Aujourd’hui, près de 35 ans plus tard, alors que la vieille propagande s’estompe, une évaluation équitable de l’histoire révèle une vérité qui dérange les dirigeants communistes à Hanoi. Au cours de la plupart des jours difficiles de la guerre civile du pays, le Sud, que les communistes ont toujours vilipendé, a vaillamment lutté pour conserver une partie de la patrie. Ceci contraste avec le manque de vision du Nord qui s’est félicité de l’occupation chinoise des Paracels pour servir son objectif militaire de court terme.

Dans les coutumes vietnamiennes, les ancêtres et les héros nationaux sont vénérés. Quelque 35 ans après la bataille des îles Paracel, les bloggers et les historiens au Vietnam commencent à revoir l’histoire. Cela crée un autre dilemme pour le régime : va-t’il empêcher les citoyens de débattre publiquement du passé ? Comment les autorités vont réagir face à des cérémonies du souvenir pour les 53 marins et soldats sud-vietnamiens qui sont morts au combat ?

Deux conflits, une solution

Il y a vraiment deux conflits entremêlés découlant de la dispute sur les îles de la mer de Chine méridionale. Le premier conflit est entre la Chine, le Vietnam et d’autres pays ayant un intérêt dans la résolution de la dispute.

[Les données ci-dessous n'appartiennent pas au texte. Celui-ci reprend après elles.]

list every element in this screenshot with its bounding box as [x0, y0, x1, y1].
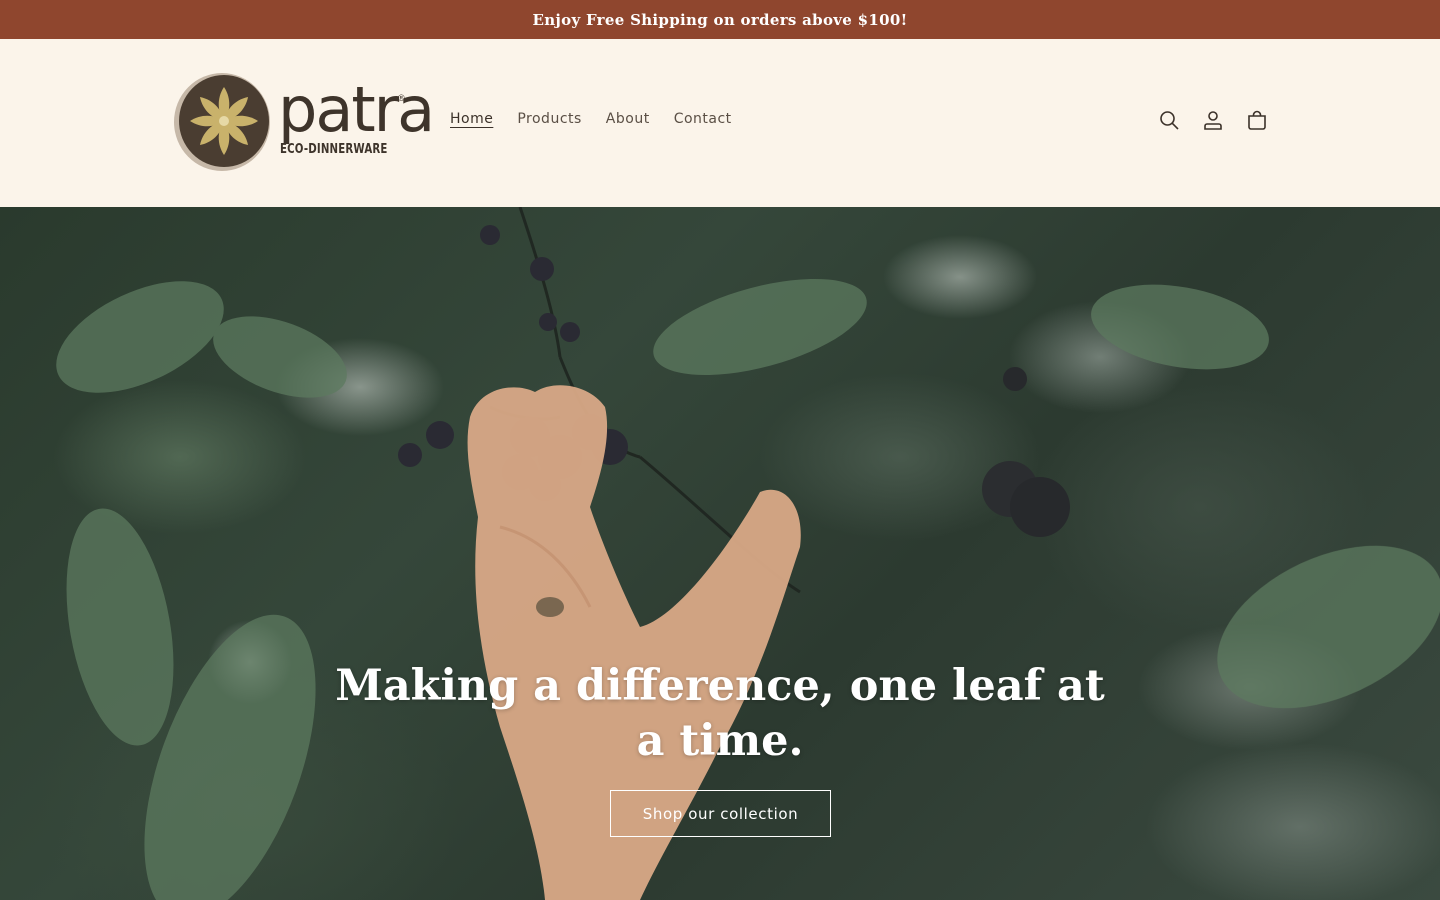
site-header: patra ® ECO-DINNERWARE Home Products Abo… — [0, 39, 1440, 207]
hero-banner: Making a difference, one leaf at a time.… — [0, 207, 1440, 900]
logo-tagline: ECO-DINNERWARE — [280, 141, 388, 157]
search-icon[interactable] — [1158, 109, 1180, 131]
announcement-bar: Enjoy Free Shipping on orders above $100… — [0, 0, 1440, 39]
logo-registered-mark: ® — [398, 93, 405, 103]
logo-wordmark: patra — [278, 73, 435, 146]
nav-home[interactable]: Home — [450, 111, 493, 129]
announcement-text: Enjoy Free Shipping on orders above $100… — [532, 10, 908, 29]
nav-products[interactable]: Products — [517, 111, 581, 129]
cart-icon[interactable] — [1246, 109, 1268, 131]
header-icons — [1158, 109, 1268, 131]
nav-contact[interactable]: Contact — [674, 111, 732, 129]
logo[interactable]: patra ® ECO-DINNERWARE — [172, 71, 435, 175]
shop-collection-button[interactable]: Shop our collection — [610, 790, 831, 837]
account-icon[interactable] — [1202, 109, 1224, 131]
nav-about[interactable]: About — [606, 111, 650, 129]
patra-logo-emblem — [174, 73, 270, 171]
hero-title: Making a difference, one leaf at a time. — [335, 661, 1105, 766]
main-nav: Home Products About Contact — [450, 111, 732, 129]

La soif de Beijing pour l’approvisionnement en énergie et le désir d’acquérir une importance mondiale l’ont conduit à adopter une position de plus en plus agressive, menaçant la liberté de navigation, les droits de pêche et les contrats d’exploration de l’énergie. La question de la mer de Chine du Sud doit être soulevée au niveau des instances régionales et internationales où une solution pacifique acceptable pour toutes les parties puisse être atteinte.

Le deuxième conflit est entre les dirigeants du Vietnam et son peuple. Parce que les intérêts des deux ne sont pas nécessairement alignés, la manière d’aborder le problème diffère entre Hanoi et un nombre grandissants de Vietnamiens. Tout comme au niveau international, il est nécessaire d’avoir un débat libre et ouvert au sein Vietnam en ce qui concerne l’histoire des Paracels et des Spratlys ainsi que sur les moyens de résoudre les revendications du Vietnam.

La question de ces îles peut être explosive, et les dirigeants à Hanoi le savent. Au cours d’une réunion cet été, le Comité central du Parti communiste a débattu du mécontentement croissant parmi les étudiants et les intellectuels et de la façon de répondre à l’agressivité du gouvernement chinois, en vain.

La solution du problème de la mer de Chine méridionale est ouverte, un dialogue franc sur le plan international et au sein du Vietnam. Le régime de Hanoi doit être prêt à soulever cette question dans les instances internationales et le peuple vietnamien doit avoir le droit d’exprimer librement son point de vue sur cette question d’importance nationale.

L’échec du Parti communiste à défendre la souveraineté territoriale du Vietnam et son insistance à réprimer les expressions du patriotisme à l’intérieur soulève la question de la légitimité même de son pouvoir.